Get out the microscope, because we’re going through this poem line-by-line.
Lines 1-2
While my hair was still cut straight across my forehead
I played about the front gate, pulling flowers.
- To begin with, we know that this is a letter from a wife to her husband and that her husband is a merchant. (Thanks title! For more on that, check out "What's Up With the Title?".)
- We can guess that the detail about having hair cut straight across her forehead implies that she's writing about herself as a child (perhaps at the mercy of a less-than-stylish young haircut, like those awful bowl cuts).
- Additional details about her childhood include the memory of a specific event when she was pulling flowers out by the front gate where she lived.
- Notice how the flowers seem reluctant to being picked. They aren't plucked, or picked even. They're "pull[ed]" from the ground, which sounds like they may have been reluctant to go.
Lines 3-4
You came by on bamboo stilts, playing horse,
You walked about my seat, playing with blue plums.
- The speaker recalls when this boy (who we guess now to be her husband and the addressee of the letter) came by on stilts.
- Apparently it caught her attention, because he was playing about and maybe even juggling some plums. Yeah, we'd notice that, too.
- Also, notice the two different uses of "playing."
- The first "playing" suggests that the boy (now husband) pretended to be (or to ride) a horse, while the second playing suggests something like juggling.
- Also, we have two possible ways to read the word "seat." One could be, in the literal sense, a chair in which the girl sat. Another way to read it is as a synecdoche, a technique where a part of something (like the place where a person sits) is used to mean the whole of something (like the girl's house).
Lines 5-6
And we went on living in the village of Chokan:
Two small people, without dislike or suspicion.

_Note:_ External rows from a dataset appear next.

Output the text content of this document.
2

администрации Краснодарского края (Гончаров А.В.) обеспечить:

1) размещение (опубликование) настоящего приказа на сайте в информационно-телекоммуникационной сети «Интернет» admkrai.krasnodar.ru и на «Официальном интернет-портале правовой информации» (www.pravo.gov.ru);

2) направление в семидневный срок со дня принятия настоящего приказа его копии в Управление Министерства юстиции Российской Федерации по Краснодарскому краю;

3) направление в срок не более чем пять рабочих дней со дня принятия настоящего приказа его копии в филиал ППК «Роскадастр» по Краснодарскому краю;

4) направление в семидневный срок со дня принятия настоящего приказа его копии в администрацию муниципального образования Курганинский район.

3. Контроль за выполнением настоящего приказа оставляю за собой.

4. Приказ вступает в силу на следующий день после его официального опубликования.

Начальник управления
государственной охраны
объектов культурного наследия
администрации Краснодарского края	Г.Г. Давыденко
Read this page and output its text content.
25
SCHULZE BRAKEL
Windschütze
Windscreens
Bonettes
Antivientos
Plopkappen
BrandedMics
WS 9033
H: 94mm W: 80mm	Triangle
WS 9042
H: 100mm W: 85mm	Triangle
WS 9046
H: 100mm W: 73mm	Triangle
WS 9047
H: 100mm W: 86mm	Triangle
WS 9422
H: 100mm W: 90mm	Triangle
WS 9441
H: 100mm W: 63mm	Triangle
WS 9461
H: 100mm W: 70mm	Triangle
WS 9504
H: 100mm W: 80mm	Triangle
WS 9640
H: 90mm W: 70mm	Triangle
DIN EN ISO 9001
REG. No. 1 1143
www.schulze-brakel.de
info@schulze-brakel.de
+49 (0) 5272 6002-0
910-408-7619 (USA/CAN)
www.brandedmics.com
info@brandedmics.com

- We guess that these two didn't really have much contact after that encounter—at least for some time.
- They "went on living," which suggests that time passed as they pursued their separate lives in a village.
- (Geography note: Here the village is called Chokan, but this is a version of the Japanese name for the town of Ch'ang-kan, a suburb of Nanking. The town names are the result of Pound looking at Japanese translations of the original Chinese poem.)
- The wife refers to herself and to her now-husband as "two small people," as though they didn't think of themselves as children at the time but, rather, maturing adults.
- Still, they're not to adulthood quite yet. They're innocent in that they don't go about hating on people.